Summary

EN: The “70% problem” is that AI can get non-engineers to 70% of a working product, but the last 30% requires understanding the system deeply enough to debug, maintain, and extend it — which non-engineers don’t have. The article identifies a “knowledge paradox”: AI helps seniors more than juniors because seniors know what to ask for and can evaluate outputs. Coins the “bootstrapper” vs “iterator” pattern and warns about “house of cards” code from pure AI generation without human oversight.

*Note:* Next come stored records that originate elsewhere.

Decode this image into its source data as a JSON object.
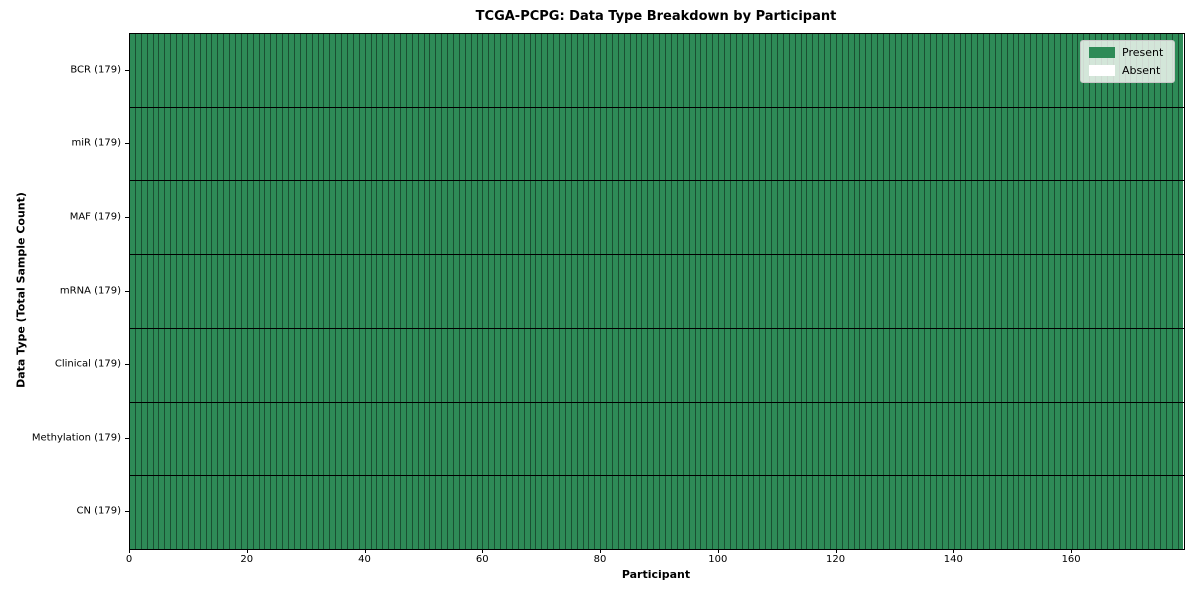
{
  "chart_data": {
    "type": "heatmap",
    "title": "TCGA-PCPG: Data Type Breakdown by Participant",
    "xlabel": "Participant",
    "ylabel": "Data Type (Total Sample Count)",
    "n_participants": 179,
    "xlim": [
      0,
      179
    ],
    "x_ticks": [
      0,
      20,
      40,
      60,
      80,
      100,
      120,
      140,
      160
    ],
    "rows": [
      {
        "label": "BCR (179)",
        "data_type": "BCR",
        "total_samples": 179,
        "present_count": 179,
        "absent_count": 0
      },
      {
        "label": "miR (179)",
        "data_type": "miR",
        "total_samples": 179,
        "present_count": 179,
        "absent_count": 0
      },
      {
        "label": "MAF (179)",
        "data_type": "MAF",
        "total_samples": 179,
        "present_count": 179,
        "absent_count": 0
      },
      {
        "label": "mRNA (179)",
        "data_type": "mRNA",
        "total_samples": 179,
        "present_count": 179,
        "absent_count": 0
      },
      {
        "label": "Clinical (179)",
        "data_type": "Clinical",
        "total_samples": 179,
        "present_count": 179,
        "absent_count": 0
      },
      {
        "label": "Methylation (179)",
        "data_type": "Methylation",
        "total_samples": 179,
        "present_count": 179,
        "absent_count": 0
      },
      {
        "label": "CN (179)",
        "data_type": "CN",
        "total_samples": 179,
        "present_count": 179,
        "absent_count": 0
      }
    ],
    "legend": {
      "position": "upper right",
      "entries": [
        {
          "label": "Present",
          "color": "#2e8b57"
        },
        {
          "label": "Absent",
          "color": "#ffffff"
        }
      ]
    },
    "colors": {
      "present": "#2e8b57",
      "absent": "#ffffff",
      "column_divider": "rgba(0,0,0,0.42)",
      "row_divider": "#000000"
    },
    "grid": true
  }
}
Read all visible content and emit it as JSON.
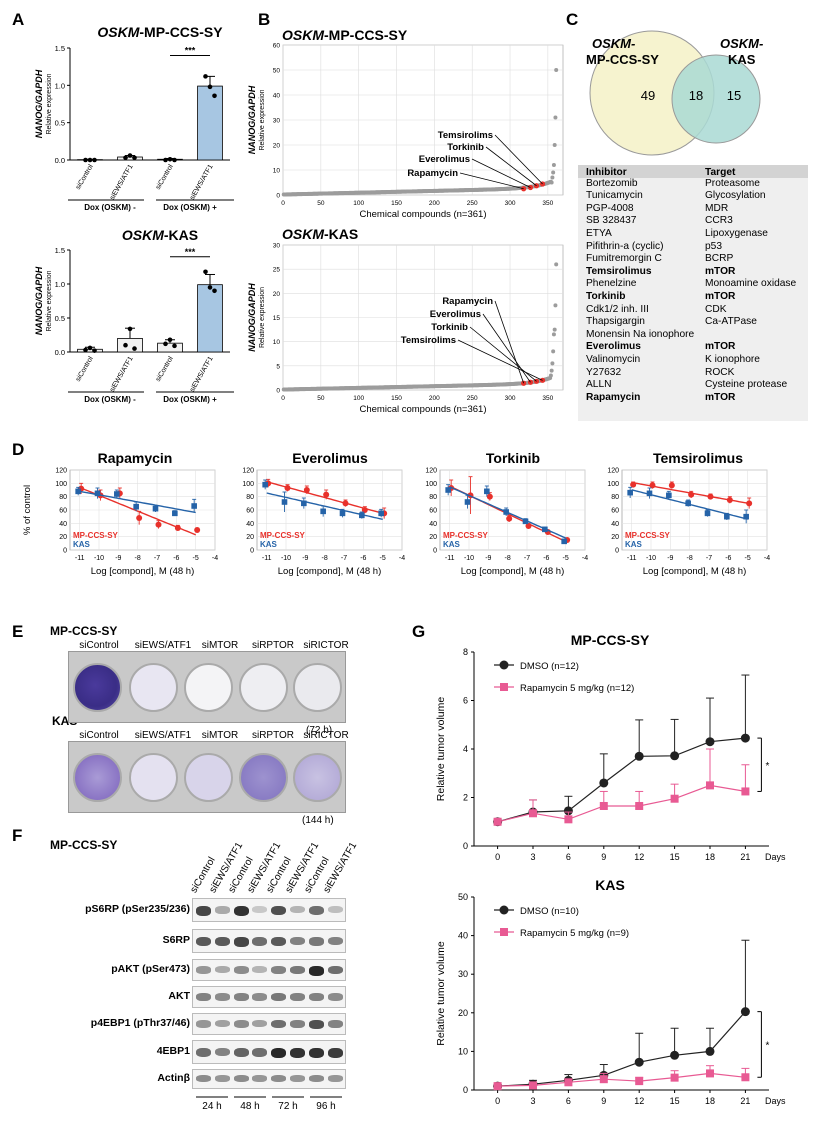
{
  "panels": {
    "A": "A",
    "B": "B",
    "C": "C",
    "D": "D",
    "E": "E",
    "F": "F",
    "G": "G"
  },
  "panelA": {
    "title_top_italic": "OSKM",
    "title_top_rest": "-MP-CCS-SY",
    "title_bottom_italic": "OSKM",
    "title_bottom_rest": "-KAS",
    "ylabel_italic": "NANOG/GAPDH",
    "ylabel_sub": "Relative expression",
    "ticks_top": [
      "0.0",
      "0.5",
      "1.0",
      "1.5"
    ],
    "ticks_bottom": [
      "0.0",
      "0.5",
      "1.0",
      "1.5"
    ],
    "categories": [
      "siControl",
      "siEWS/ATF1",
      "siControl",
      "siEWS/ATF1"
    ],
    "group_minus": "Dox (OSKM) -",
    "group_plus": "Dox (OSKM) +",
    "sig": "***"
  },
  "panelB": {
    "title_italic": "OSKM",
    "title_top_rest": "-MP-CCS-SY",
    "title_bottom_rest": "-KAS",
    "ylabel_italic": "NANOG/GAPDH",
    "ylabel_sub": "Relative expression",
    "yticks": [
      "0",
      "10",
      "20",
      "30",
      "40",
      "50",
      "60"
    ],
    "xticks": [
      "0",
      "50",
      "100",
      "150",
      "200",
      "250",
      "300",
      "350"
    ],
    "xlabel": "Chemical compounds (n=361)",
    "labels_top": [
      "Temsirolims",
      "Torkinib",
      "Everolimus",
      "Rapamycin"
    ],
    "labels_bottom": [
      "Rapamycin",
      "Everolimus",
      "Torkinib",
      "Temsirolims"
    ]
  },
  "panelC": {
    "set1_italic": "OSKM-",
    "set1_rest": "MP-CCS-SY",
    "set2_italic": "OSKM-",
    "set2_rest": "KAS",
    "only1": "49",
    "both": "18",
    "only2": "15",
    "header": {
      "inhibitor": "Inhibitor",
      "target": "Target"
    },
    "rows": [
      {
        "inhibitor": "Bortezomib",
        "target": "Proteasome",
        "bold": false
      },
      {
        "inhibitor": "Tunicamycin",
        "target": "Glycosylation",
        "bold": false
      },
      {
        "inhibitor": "PGP-4008",
        "target": "MDR",
        "bold": false
      },
      {
        "inhibitor": "SB 328437",
        "target": "CCR3",
        "bold": false
      },
      {
        "inhibitor": "ETYA",
        "target": "Lipoxygenase",
        "bold": false
      },
      {
        "inhibitor": "Pifithrin-a (cyclic)",
        "target": "p53",
        "bold": false
      },
      {
        "inhibitor": "Fumitremorgin C",
        "target": "BCRP",
        "bold": false
      },
      {
        "inhibitor": "Temsirolimus",
        "target": "mTOR",
        "bold": true
      },
      {
        "inhibitor": "Phenelzine",
        "target": "Monoamine oxidase",
        "bold": false
      },
      {
        "inhibitor": "Torkinib",
        "target": "mTOR",
        "bold": true
      },
      {
        "inhibitor": "Cdk1/2 inh. III",
        "target": "CDK",
        "bold": false
      },
      {
        "inhibitor": "Thapsigargin",
        "target": "Ca-ATPase",
        "bold": false
      },
      {
        "inhibitor": "Monensin Na ionophore",
        "target": "",
        "bold": false
      },
      {
        "inhibitor": "Everolimus",
        "target": "mTOR",
        "bold": true
      },
      {
        "inhibitor": "Valinomycin",
        "target": "K ionophore",
        "bold": false
      },
      {
        "inhibitor": "Y27632",
        "target": "ROCK",
        "bold": false
      },
      {
        "inhibitor": "ALLN",
        "target": "Cysteine protease",
        "bold": false
      },
      {
        "inhibitor": "Rapamycin",
        "target": "mTOR",
        "bold": true
      }
    ]
  },
  "panelD": {
    "titles": [
      "Rapamycin",
      "Everolimus",
      "Torkinib",
      "Temsirolimus"
    ],
    "ylabel": "% of control",
    "yticks": [
      "0",
      "20",
      "40",
      "60",
      "80",
      "100",
      "120"
    ],
    "xticks": [
      "-11",
      "-10",
      "-9",
      "-8",
      "-7",
      "-6",
      "-5",
      "-4"
    ],
    "xlabel": "Log [compond], M (48 h)",
    "legend_red": "MP-CCS-SY",
    "legend_blue": "KAS"
  },
  "panelE": {
    "cell1": "MP-CCS-SY",
    "cell2": "KAS",
    "wells": [
      "siControl",
      "siEWS/ATF1",
      "siMTOR",
      "siRPTOR",
      "siRICTOR"
    ],
    "time1": "(72 h)",
    "time2": "(144 h)"
  },
  "panelF": {
    "cell": "MP-CCS-SY",
    "lanes": [
      "siControl",
      "siEWS/ATF1",
      "siControl",
      "siEWS/ATF1",
      "siControl",
      "siEWS/ATF1",
      "siControl",
      "siEWS/ATF1"
    ],
    "blots": [
      "pS6RP (pSer235/236)",
      "S6RP",
      "pAKT (pSer473)",
      "AKT",
      "p4EBP1 (pThr37/46)",
      "4EBP1",
      "Actinβ"
    ],
    "times": [
      "24 h",
      "48 h",
      "72 h",
      "96 h"
    ]
  },
  "panelG": {
    "title_top": "MP-CCS-SY",
    "title_bottom": "KAS",
    "ylabel": "Relative tumor volume",
    "yticks_top": [
      "0",
      "2",
      "4",
      "6",
      "8"
    ],
    "yticks_bottom": [
      "0",
      "10",
      "20",
      "30",
      "40",
      "50"
    ],
    "xticks": [
      "0",
      "3",
      "6",
      "9",
      "12",
      "15",
      "18",
      "21"
    ],
    "xunit": "Days",
    "legend_top": [
      "DMSO (n=12)",
      "Rapamycin 5 mg/kg (n=12)"
    ],
    "legend_bottom": [
      "DMSO (n=10)",
      "Rapamycin 5 mg/kg (n=9)"
    ],
    "sig": "*"
  },
  "colors": {
    "red": "#e8312b",
    "blue": "#2563a8",
    "bar": "#a7c6e2",
    "pink": "#e85a93",
    "venn1": "#f6f3cf",
    "venn2": "#a9d9d3"
  },
  "chart_data": [
    {
      "type": "bar",
      "title": "OSKM-MP-CCS-SY",
      "ylabel": "NANOG/GAPDH Relative expression",
      "ylim": [
        0,
        1.5
      ],
      "categories": [
        "siControl",
        "siEWS/ATF1",
        "siControl",
        "siEWS/ATF1"
      ],
      "values": [
        0.005,
        0.04,
        0.01,
        0.99
      ],
      "errors": [
        0.005,
        0.02,
        0.01,
        0.13
      ],
      "points": [
        [
          0.0,
          0.0,
          0.0
        ],
        [
          0.03,
          0.06,
          0.03
        ],
        [
          0.0,
          0.01,
          0.0
        ],
        [
          1.12,
          0.98,
          0.86
        ]
      ]
    },
    {
      "type": "bar",
      "title": "OSKM-KAS",
      "ylabel": "NANOG/GAPDH Relative expression",
      "ylim": [
        0,
        1.5
      ],
      "categories": [
        "siControl",
        "siEWS/ATF1",
        "siControl",
        "siEWS/ATF1"
      ],
      "values": [
        0.04,
        0.2,
        0.13,
        0.99
      ],
      "errors": [
        0.03,
        0.15,
        0.05,
        0.15
      ],
      "points": [
        [
          0.03,
          0.06,
          0.02
        ],
        [
          0.1,
          0.34,
          0.05
        ],
        [
          0.12,
          0.18,
          0.09
        ],
        [
          1.18,
          0.95,
          0.9
        ]
      ]
    },
    {
      "type": "scatter",
      "title": "OSKM-MP-CCS-SY",
      "xlabel": "Chemical compounds (n=361)",
      "ylim": [
        0,
        60
      ],
      "xlim": [
        0,
        370
      ],
      "n": 361,
      "highlight": [
        {
          "x": 318,
          "y": 2.5
        },
        {
          "x": 327,
          "y": 3.0
        },
        {
          "x": 335,
          "y": 3.7
        },
        {
          "x": 343,
          "y": 4.4
        }
      ],
      "top_values": [
        5,
        7,
        9,
        12,
        20,
        31,
        50
      ]
    },
    {
      "type": "scatter",
      "title": "OSKM-KAS",
      "xlabel": "Chemical compounds (n=361)",
      "ylim": [
        0,
        30
      ],
      "xlim": [
        0,
        370
      ],
      "n": 361,
      "highlight": [
        {
          "x": 318,
          "y": 1.4
        },
        {
          "x": 327,
          "y": 1.6
        },
        {
          "x": 335,
          "y": 1.8
        },
        {
          "x": 343,
          "y": 2.0
        }
      ],
      "top_values": [
        3,
        4,
        5.5,
        8,
        11.5,
        12.5,
        17.5,
        26
      ]
    },
    {
      "type": "line",
      "title": "Rapamycin",
      "x": [
        -11,
        -10,
        -9,
        -8,
        -7,
        -6,
        -5
      ],
      "series": [
        {
          "name": "MP-CCS-SY",
          "values": [
            92,
            82,
            85,
            48,
            38,
            33,
            30
          ],
          "errors": [
            8,
            8,
            8,
            10,
            6,
            4,
            3
          ]
        },
        {
          "name": "KAS",
          "values": [
            88,
            85,
            84,
            65,
            62,
            55,
            66
          ],
          "errors": [
            6,
            8,
            6,
            7,
            5,
            4,
            10
          ]
        }
      ],
      "ylim": [
        0,
        120
      ],
      "xlim": [
        -11.5,
        -4
      ]
    },
    {
      "type": "line",
      "title": "Everolimus",
      "x": [
        -11,
        -10,
        -9,
        -8,
        -7,
        -6,
        -5
      ],
      "series": [
        {
          "name": "MP-CCS-SY",
          "values": [
            100,
            93,
            90,
            83,
            70,
            60,
            55
          ],
          "errors": [
            6,
            5,
            6,
            7,
            5,
            5,
            8
          ]
        },
        {
          "name": "KAS",
          "values": [
            98,
            72,
            70,
            58,
            55,
            52,
            55
          ],
          "errors": [
            7,
            15,
            8,
            8,
            6,
            5,
            6
          ]
        }
      ],
      "ylim": [
        0,
        120
      ],
      "xlim": [
        -11.5,
        -4
      ]
    },
    {
      "type": "line",
      "title": "Torkinib",
      "x": [
        -11,
        -10,
        -9,
        -8,
        -7,
        -6,
        -5
      ],
      "series": [
        {
          "name": "MP-CCS-SY",
          "values": [
            93,
            82,
            80,
            47,
            36,
            27,
            15
          ],
          "errors": [
            12,
            28,
            6,
            5,
            4,
            3,
            3
          ]
        },
        {
          "name": "KAS",
          "values": [
            90,
            72,
            88,
            57,
            43,
            31,
            13
          ],
          "errors": [
            8,
            10,
            8,
            6,
            4,
            3,
            2
          ]
        }
      ],
      "ylim": [
        0,
        120
      ],
      "xlim": [
        -11.5,
        -4
      ]
    },
    {
      "type": "line",
      "title": "Temsirolimus",
      "x": [
        -11,
        -10,
        -9,
        -8,
        -7,
        -6,
        -5
      ],
      "series": [
        {
          "name": "MP-CCS-SY",
          "values": [
            98,
            97,
            97,
            83,
            80,
            75,
            70
          ],
          "errors": [
            4,
            5,
            5,
            5,
            4,
            5,
            8
          ]
        },
        {
          "name": "KAS",
          "values": [
            86,
            85,
            82,
            70,
            55,
            50,
            50
          ],
          "errors": [
            8,
            8,
            6,
            5,
            5,
            5,
            10
          ]
        }
      ],
      "ylim": [
        0,
        120
      ],
      "xlim": [
        -11.5,
        -4
      ]
    },
    {
      "type": "line",
      "title": "MP-CCS-SY",
      "ylabel": "Relative tumor volume",
      "x": [
        0,
        3,
        6,
        9,
        12,
        15,
        18,
        21
      ],
      "series": [
        {
          "name": "DMSO (n=12)",
          "values": [
            1.0,
            1.4,
            1.45,
            2.6,
            3.7,
            3.72,
            4.3,
            4.45
          ],
          "errors": [
            0.1,
            0.5,
            0.6,
            1.2,
            1.5,
            1.5,
            1.8,
            2.6
          ]
        },
        {
          "name": "Rapamycin 5 mg/kg (n=12)",
          "values": [
            1.0,
            1.35,
            1.1,
            1.65,
            1.65,
            1.95,
            2.5,
            2.25
          ],
          "errors": [
            0.1,
            0.55,
            0.3,
            0.6,
            0.6,
            0.6,
            1.5,
            1.1
          ]
        }
      ],
      "ylim": [
        0,
        8
      ],
      "xlim": [
        -2,
        23
      ]
    },
    {
      "type": "line",
      "title": "KAS",
      "ylabel": "Relative tumor volume",
      "x": [
        0,
        3,
        6,
        9,
        12,
        15,
        18,
        21
      ],
      "series": [
        {
          "name": "DMSO (n=10)",
          "values": [
            1.0,
            1.5,
            2.5,
            3.8,
            7.2,
            9.0,
            10.0,
            20.3
          ],
          "errors": [
            0.3,
            1.0,
            1.5,
            2.8,
            7.5,
            7.0,
            6.0,
            18.5
          ]
        },
        {
          "name": "Rapamycin 5 mg/kg (n=9)",
          "values": [
            1.0,
            1.2,
            2.0,
            2.8,
            2.3,
            3.2,
            4.3,
            3.3
          ],
          "errors": [
            0.3,
            0.6,
            0.8,
            1.5,
            1.0,
            1.8,
            2.0,
            2.3
          ]
        }
      ],
      "ylim": [
        0,
        50
      ],
      "xlim": [
        -2,
        23
      ]
    }
  ]
}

ZH: 「70% 問題」是 AI 能讓非工程師達到產品完成度的 70%,但最後 30% 需要足夠深入理解系統以除錯、維護和擴展——這是非工程師所缺乏的。文章提出「知識悖論」:AI 對資深工程師幫助更大,因為他們知道要求什麼並能評估輸出。定義了「Bootstrapper」vs「Iterator」模式,並警告純 AI 生成代碼可能產生的「紙牌屋」問題。

Key Points

  • 70% problem: AI gets you to working prototype quickly, final 30% requires deep understanding
  • Knowledge paradox: the people who most need AI help (juniors) benefit least; the people who least need it (seniors) benefit most
  • Bootstrapper pattern: use AI to generate initial version, then deeply understand and own it
  • Iterator pattern: continue using AI for all changes — creates fragile, unmaintainable “house of cards” code
  • House of cards code: AI-generated code that looks correct but has hidden interdependencies that collapse under modification
  • English is becoming a programming language — the ability to precisely specify behavior in English is a new technical skill
  • Agentic future: as AI takes on larger tasks autonomously, the 70% problem shifts but doesn’t disappear

Insights

  • The knowledge paradox is the most important insight for AI training programs: teaching AI tool use to non-technical people may be less valuable than assumed
  • “House of cards” is a precise diagnostic: the code works, each piece is plausible, but the assumptions embedded throughout make it brittle — not detectable until modification attempts
  • The “English as programming language” observation is forward-looking: specification skill (knowing what you want, precisely) becomes the scarce resource

Connections

  • Directly complements the 80/20 problem article: the 70% problem addresses the bottom of the value gap; 80/20 addresses the same gap from a UX research perspective
  • Connects to the SkillsBench finding: good contextual documentation dramatically improves AI output — the knowledge paradox appears here too
  • The “knowledge paradox” connects to prompt engineering: seniors write better prompts because they understand what good code looks like

Raw Excerpt

“AI doesn’t democratize coding — it amplifies existing skill. The senior developer asks the right question, evaluates the output, catches the subtle error. The junior developer accepts the output, doesn’t see the problem, and ships the bug. That’s the knowledge paradox: the people who most need help benefit the least.”